S Krishna mahadevasiva at
Fri Jun 6 00:20:35 UTC 1997

>From indology-request at Thu Jun  5 13:04:22 1997
>Received: from (actually host localhost) by
>          with Local-SMTP (PP); Thu, 5 Jun 1997 20:57:33 +0100
>Message-Id: <a51_9706052138 at>
>Date: Thu,  5 Jun 1997 20:56:25 BST
>Reply-To: indology at
>Originator: indology at
>Sender: indology-request at
>Precedence: bulk
>From: zydenbos at (Robert Zydenbos)
>To: Members of the list <indology at>
>Subject: Brahman divisions
>X-Listprocessor-Version: 6.0c -- ListProcessor by Anastasios Kotsikonas
>X-Comment: Indology mailing list
>Replies to msg 05 Jun 97: indology at
>(pclaus at
> pce> This has been a useful discussion of internal Brahman
> pce> sub-division and the "historical" traditions associated
> pce> with them.  
> pce> Even so, it would
> pce> be interesting, as Robert Zydenbos suggests, to collect
> pce> and compare motifs from the (internally significant)
> pce> legendary history of the splits.  These, too, speak to
> pce> something meaningful. 
> pce> There must
> pce> be something of a genre to what they created, one which
> pce> utilized motifs and themes and stories over and over.
> pce> Perhaps the core set is that of their own internal
> pce> ranks and divisions.
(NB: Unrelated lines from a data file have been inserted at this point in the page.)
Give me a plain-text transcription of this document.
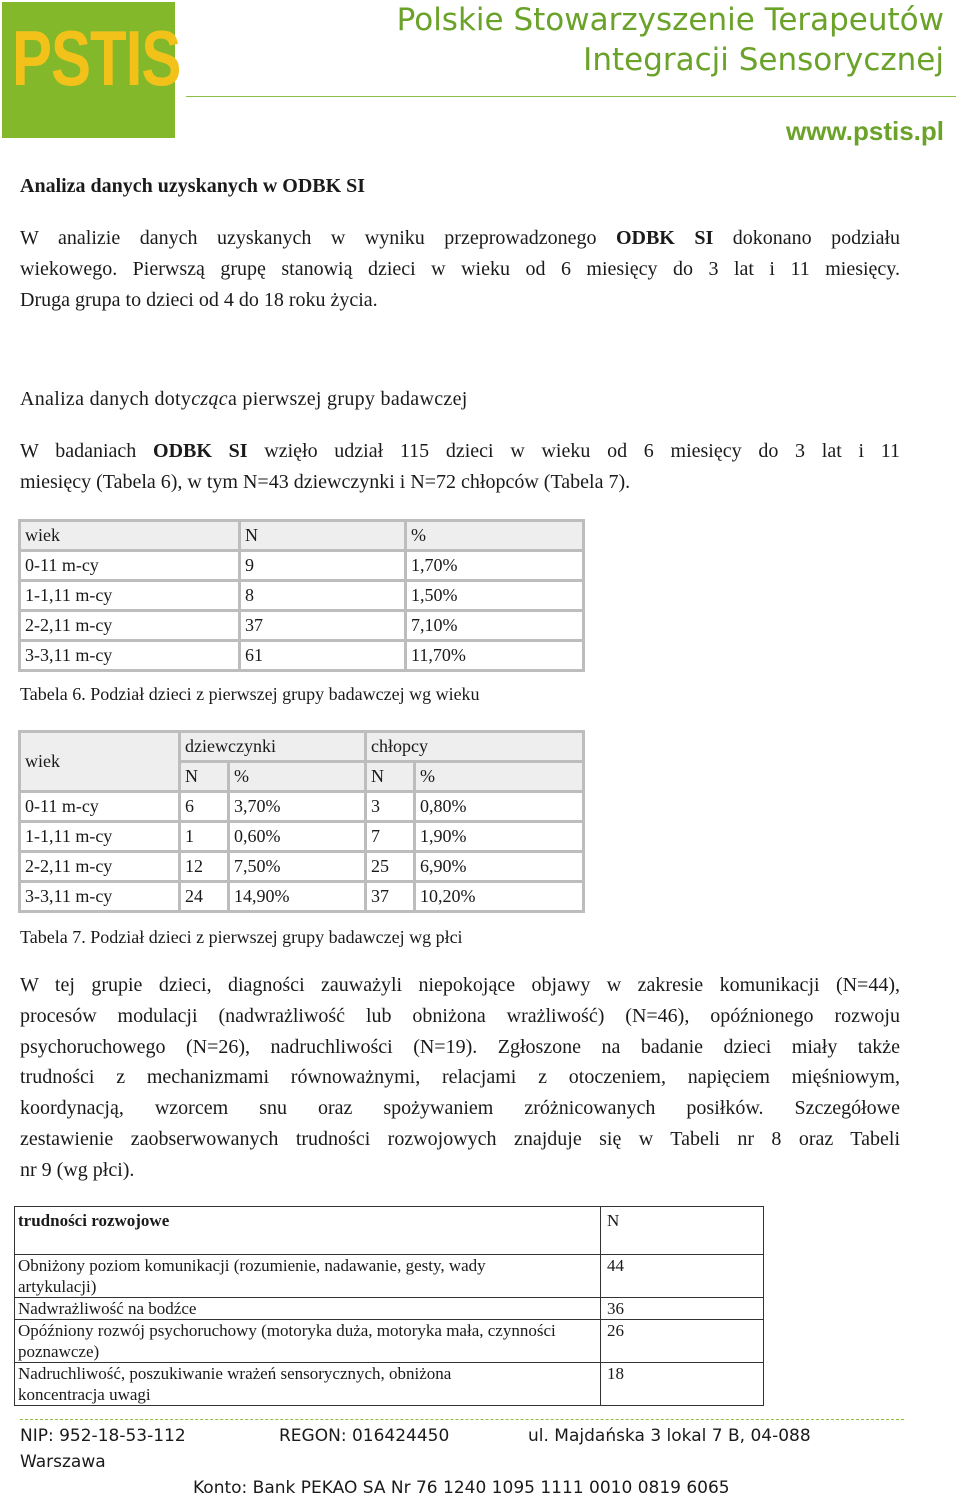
PSTIS	Polskie Stowarzyszenie Terapeutów
Integracji Sensorycznej
www.pstis.pl
Analiza danych uzyskanych w ODBK SI
W analizie danych uzyskanych w wyniku przeprowadzonego ODBK SI dokonano podziału
wiekowego. Pierwszą grupę stanowią dzieci w wieku od 6 miesięcy do 3 lat i 11 miesięcy.
Druga grupa to dzieci od 4 do 18 roku życia.
Analiza danych dotycząca pierwszej grupy badawczej
W badaniach ODBK SI wzięło udział 115 dzieci w wieku od 6 miesięcy do 3 lat i 11
miesięcy (Tabela 6), w tym N=43 dziewczynki i N=72 chłopców (Tabela 7).
wiek	N	%
0-11 m-cy	9	1,70%
1-1,11 m-cy	8	1,50%
2-2,11 m-cy	37	7,10%
3-3,11 m-cy	61	11,70%
Tabela 6. Podział dzieci z pierwszej grupy badawczej wg wieku
wiek	dziewczynki		chłopcy	
	N	%	N	%
0-11 m-cy	6	3,70%	3	0,80%
1-1,11 m-cy	1	0,60%	7	1,90%
2-2,11 m-cy	12	7,50%	25	6,90%
3-3,11 m-cy	24	14,90%	37	10,20%
Tabela 7. Podział dzieci z pierwszej grupy badawczej wg płci
W tej grupie dzieci, diagności zauważyli niepokojące objawy w zakresie komunikacji (N=44),
procesów modulacji (nadwrażliwość lub obniżona wrażliwość) (N=46), opóźnionego rozwoju
psychoruchowego (N=26), nadruchliwości (N=19). Zgłoszone na badanie dzieci miały także
trudności z mechanizmami równoważnymi, relacjami z otoczeniem, napięciem mięśniowym,
koordynacją, wzorcem snu oraz spożywaniem zróżnicowanych posiłków. Szczegółowe
zestawienie zaobserwowanych trudności rozwojowych znajduje się w Tabeli nr 8 oraz Tabeli
nr 9 (wg płci).
trudności rozwojowe	N
Obniżony poziom komunikacji (rozumienie, nadawanie, gesty, wady artykulacji)	44
Nadwrażliwość na bodźce	36
Opóźniony rozwój psychoruchowy (motoryka duża, motoryka mała, czynności poznawcze)	26
Nadruchliwość, poszukiwanie wrażeń sensorycznych, obniżona koncentracja uwagi	18
NIP: 952-18-53-112	REGON: 016424450	ul. Majdańska 3 lokal 7 B, 04-088
Warszawa
Konto: Bank PEKAO SA Nr 76 1240 1095 1111 0010 0819 6065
Is there such a literature?
>Over the past years I have been collecting "what brahmins say about 
>brahmins", which is usually pejorative and often silly, but in 
>ways. In Karnataka, stereotypical images about the other group are 
>summarized in short rhymes or puns on the name of the other caste. For
>instance, I have often heard "Kamme endare hemme" ("Kamme means 
'pride'"), a
>catchphrase which expresses the supposedly arrogant airs which Kammes 
>about them (significantly, I have never heard this from the mouth of a 
>Some of these statements are quite vicious. Because the speakers are 
aware of
>this viciousness, it can be difficult to have people give examples. 
(But this
>is indeed interesting.)

  I am not sure about sayings and that sort of stuff, but in general
Brahmins of any given sub sect seem to be taking a lot of pleasure
in poking fun at other Brahmin subsects. In Tamil Nadu, the Ayyars
have a saying "While the Goat has two horns, the Ayyangars have three"
( a reference to the Namam of the Ayyangars). In Andhra Pradesh, the
Niyogi subsect refers disparagingly to the Vaidiki subsect as 
"Vaideekulu Dudekulu"( Vaidikis stich cotton blankets for a living)
(A reference to their supposed poverty).  In Maharashtra, the 
Konkanastha community seems to be having a low opinion of just about any 
subsect....The Shenvi/Gauda Saraswat Brahmins are the descendants of an 
outcasted Konkanstha youth and a Sudra woman who collected cow dung 
while the Karhade Brahmin are supposed to be the descended from the 
carcass of a dead donkey. The other side of course hits back
by calling the Konkanasthas "Cobras"( A contraction of KOnkanastha
BRAhmin)- a reference to their stereotyped mentality.)
In the Garhwal district, Garhwali brahmins classify themselves as "Lambi 
Dhoti"(Long Dhoti) while the Benaresi Brahmins
as "Choti Dhoti"(Small Dhoti)- a refernce to their superior status.
The Benaresi Brahmins in turn have equally "complementary" things to say 
about Bengali Brahmins i.e. "Bengali Brahmins are the most democratic 
set of people where it comes to eating- they eat anything that walks, 
flies or swims" or "Bengali Brahmins have the following names- 
Bhattacharjee, Mukherjee, Banerjee, Chatterjee and Allergy."
          The only exception of sorts i.e. where people make fun
of Brahmins coming from a PLACE as opposed to a SUBSECT seems to
be in the case of Kumbakkonam town. The well known "Kumbakkonam
business/Kumbakkonam effect " seems to be true of all Brahmin natives of 
this town irrespective of origin/subsect.